Learning about good sportsmanship provides an ideal opportunity for your child to develop important life skills such as character, teamwork, fairness, discipline, encouragement, resiliency, humility, and respect. Many children have trouble coping with winning and losing. They gloat when they win. They cheat or change the rules to try to make sure they come out on top. They cry, sulk, or accuse others of cheating if they lose. They quit in the middle of a game if things aren’t going their way. If any of these examples sound familiar, your child may need some guidance about sportsmanship. Here are some helpful tips you can use to raise your son or daughter to be a good sport.
Talk to your child about sportsmanship. Explaining it as simply as possible will help your child understand and embrace sportsmanship. You may want to explain it in terms of the Golden Rule. For example, you might say, “Sportsmanship is about treating other people in a game the way you want to be treated." Start talking to your child about sportsmanship and teaching positive behaviors at a young age.
What kind of sport are you? Kids pick up on what is acceptable by watching how their parents behave. Give careful thought to how you respond when your favorite team loses or when you miss that shot on the golf course. Look for opportunities to exemplify gracious winning and losing, such as encouraging others for their success or applauding a rival when they make a particularly good play.
Play games with your child. Sportsmanship involves learning how to have grace under pressure and developing a sense of fairness and equality. These behaviors need to be cultivated, so join your child in playing games. As you play, take this opportunity to model good sportsmanship. Show your respect for the rules and the other players. And don’t let them win all the time. Learning how to lose is important in developing sportsmanship.
Sign them up for activities that emphasize teamwork.

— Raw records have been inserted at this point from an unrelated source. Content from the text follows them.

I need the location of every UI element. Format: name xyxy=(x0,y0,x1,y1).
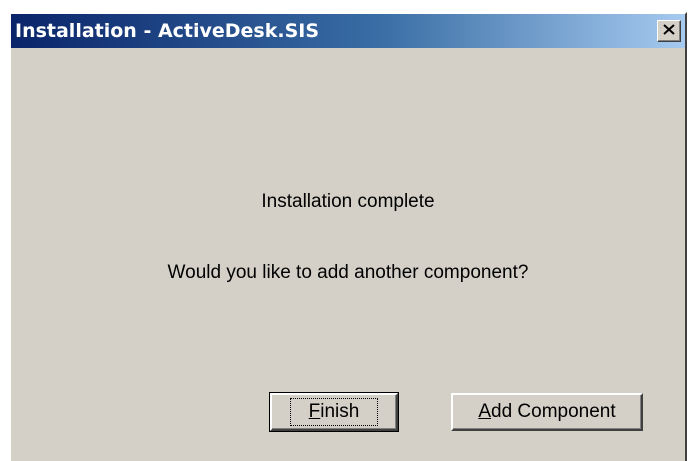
prompt-message: Would you like to add another component? xyxy=(167,262,529,283)
finish-button[interactable]: Finish xyxy=(269,392,399,432)
title-bar[interactable]: Installation - ActiveDesk.SIS xyxy=(11,14,685,48)
status-message: Installation complete xyxy=(261,191,435,212)
window-title: Installation - ActiveDesk.SIS xyxy=(15,20,320,42)
close-button[interactable] xyxy=(657,20,681,42)
add-component-button-label: Add Component xyxy=(478,401,616,422)
installer-dialog: Installation - ActiveDesk.SIS Installati… xyxy=(9,12,687,461)
close-icon xyxy=(663,22,675,40)
add-component-button[interactable]: Add Component xyxy=(451,393,643,431)
finish-button-label: Finish xyxy=(289,398,379,426)
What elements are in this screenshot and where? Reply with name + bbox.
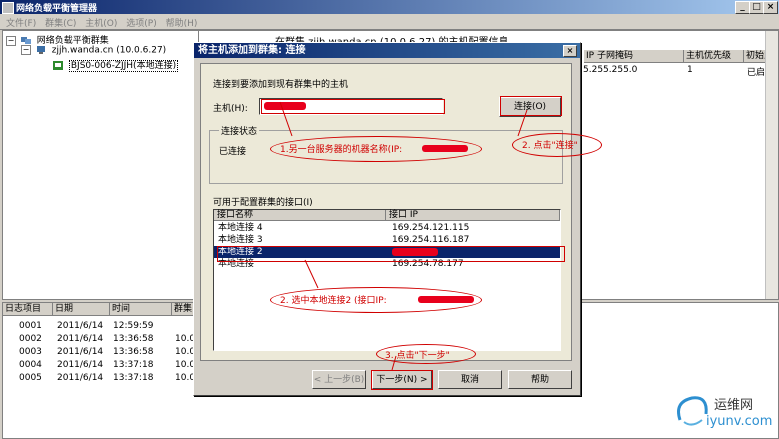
annotation-1-redact	[422, 145, 468, 152]
annotation-2: 2. 点击"连接"	[522, 141, 578, 151]
annotation-4: 3. 点击"下一步"	[385, 351, 450, 361]
status-group-label: 连接状态	[219, 124, 260, 137]
highlight-next	[371, 370, 433, 390]
watermark-en: iyunv.com	[706, 414, 773, 429]
annotation-3-redact	[418, 296, 474, 303]
highlight-connect	[500, 96, 562, 116]
arrow-interface	[304, 259, 319, 289]
annotation-3: 2. 选中本地连接2 (接口IP:	[280, 296, 387, 306]
watermark-cn: 运维网	[714, 398, 754, 413]
annotation-1: 1.另一台服务器的机器名称(IP:	[280, 145, 403, 155]
highlight-selected-row	[217, 246, 565, 262]
watermark: 运维网 iyunv.com	[672, 388, 777, 436]
highlight-host-input	[261, 99, 445, 114]
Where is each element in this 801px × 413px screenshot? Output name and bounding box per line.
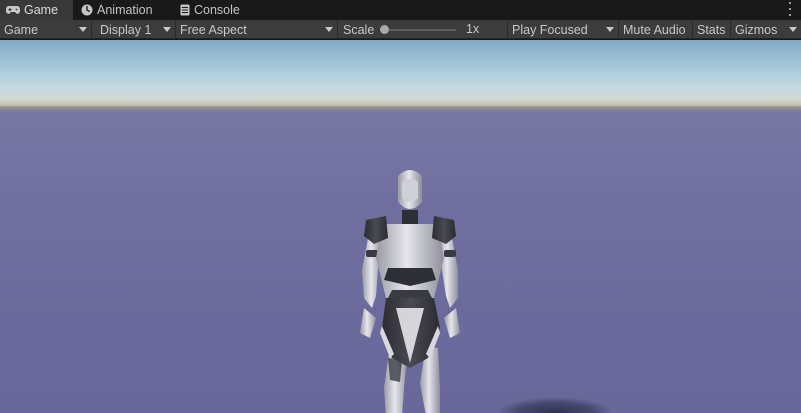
scale-label: Scale (343, 22, 375, 37)
tab-label: Console (194, 3, 240, 17)
unity-game-window: Game Animation Console Game Display 1 Fr… (0, 0, 801, 413)
sky (0, 40, 801, 108)
robot-character (340, 158, 480, 413)
tab-animation[interactable]: Animation (81, 0, 171, 20)
gizmos-dropdown[interactable]: Gizmos (731, 20, 801, 39)
play-mode-dropdown[interactable]: Play Focused (508, 20, 619, 39)
gizmos-label: Gizmos (735, 22, 778, 37)
mute-audio-label: Mute Audio (623, 22, 686, 37)
chevron-down-icon (325, 27, 333, 32)
play-mode-label: Play Focused (512, 22, 588, 37)
tab-console[interactable]: Console (180, 0, 260, 20)
scale-control: Scale 1x (338, 20, 508, 39)
stats-label: Stats (697, 22, 726, 37)
stats-toggle[interactable]: Stats (693, 20, 731, 39)
tab-label: Game (24, 3, 59, 17)
view-mode-label: Game (4, 22, 39, 37)
tab-game[interactable]: Game (0, 0, 73, 20)
mute-audio-toggle[interactable]: Mute Audio (619, 20, 693, 39)
display-dropdown[interactable]: Display 1 (92, 20, 176, 39)
horizon (0, 106, 801, 111)
tab-label: Animation (97, 3, 153, 17)
scale-slider-thumb[interactable] (380, 25, 389, 34)
game-viewport[interactable] (0, 40, 801, 413)
display-label: Display 1 (100, 22, 152, 37)
chevron-down-icon (163, 27, 171, 32)
aspect-label: Free Aspect (180, 22, 247, 37)
scale-value: 1x (466, 22, 480, 36)
tab-strip: Game Animation Console (0, 0, 801, 20)
chevron-down-icon (789, 27, 797, 32)
more-options-icon[interactable] (788, 2, 792, 16)
scale-slider-track[interactable] (380, 29, 456, 31)
console-icon (180, 4, 190, 16)
chevron-down-icon (606, 27, 614, 32)
clock-icon (81, 4, 93, 16)
character-shadow (500, 398, 610, 413)
chevron-down-icon (79, 27, 87, 32)
aspect-dropdown[interactable]: Free Aspect (176, 20, 338, 39)
gamepad-icon (6, 5, 20, 15)
game-toolbar: Game Display 1 Free Aspect Scale 1x Play… (0, 20, 801, 39)
view-mode-dropdown[interactable]: Game (0, 20, 92, 39)
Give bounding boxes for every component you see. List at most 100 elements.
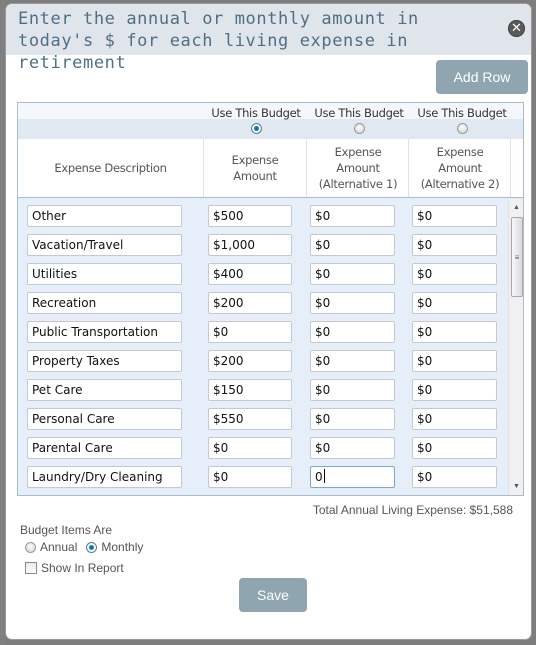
scroll-down-arrow-icon[interactable]: ▼ xyxy=(509,480,523,494)
save-button[interactable]: Save xyxy=(239,578,307,612)
alt1-amount-input[interactable]: $0 xyxy=(310,321,395,343)
alt2-amount-input[interactable]: $0 xyxy=(412,437,497,459)
description-input[interactable]: Pet Care xyxy=(27,379,182,401)
use-budget-primary: Use This Budget xyxy=(204,106,308,134)
table-row: Vacation/Travel $1,000 $0 $0 xyxy=(18,234,508,263)
column-divider xyxy=(510,139,511,197)
alt2-amount-input[interactable]: $0 xyxy=(412,466,497,488)
description-input[interactable] xyxy=(27,495,182,496)
amount-input[interactable]: $150 xyxy=(208,379,292,401)
alt2-amount-input[interactable]: $0 xyxy=(412,205,497,227)
description-input[interactable]: Utilities xyxy=(27,263,182,285)
alt2-amount-input[interactable]: $0 xyxy=(412,408,497,430)
dialog-title: Enter the annual or monthly amount in to… xyxy=(18,9,419,73)
table-row: Parental Care $0 $0 $0 xyxy=(18,437,508,466)
alt1-amount-input[interactable]: $0 xyxy=(310,408,395,430)
budget-items-label: Budget Items Are xyxy=(20,523,113,537)
amount-input[interactable]: $0 xyxy=(208,466,292,488)
table-row: Public Transportation $0 $0 $0 xyxy=(18,321,508,350)
alt1-amount-input[interactable]: $0 xyxy=(310,350,395,372)
alt2-amount-input[interactable]: $0 xyxy=(412,263,497,285)
alt2-amount-input[interactable] xyxy=(412,495,497,496)
table-row: Property Taxes $200 $0 $0 xyxy=(18,350,508,379)
alt1-amount-input[interactable]: $0 xyxy=(310,379,395,401)
table-row: Utilities $400 $0 $0 xyxy=(18,263,508,292)
scroll-up-arrow-icon[interactable]: ▲ xyxy=(509,201,523,215)
alt1-amount-input[interactable]: 0 xyxy=(310,466,395,488)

Soccer, basketball, and softball are classic examples of team sports that can teach sportsmanship. But it doesn’t have to be a sport in order to teach teamwork and sportsmanship. Orchestra, dance, and theater are great team activities that can teach sportsmanship. Success doesn’t necessarily mean winning. Success also means each individual doing their part to the best of their ability and seeing it come together as a whole.
Focus on fun. Whether they’re playing soccer or Monopoly, the key is keeping the attention on fun. Your kids should be enjoying themselves, making friends, learning new skills, and discovering how to play cooperatively with teammates. Winning and losing shouldn’t be the focus.
“What you are as a person is far more important than what you are as a basketball player.” This quote from legendary basketball coach John Wooden defines what sportsmanship is all about. While it’s great for your child to excel in sports, dance, theater, art, or whatever else interests him, it’s even greater to excel in character.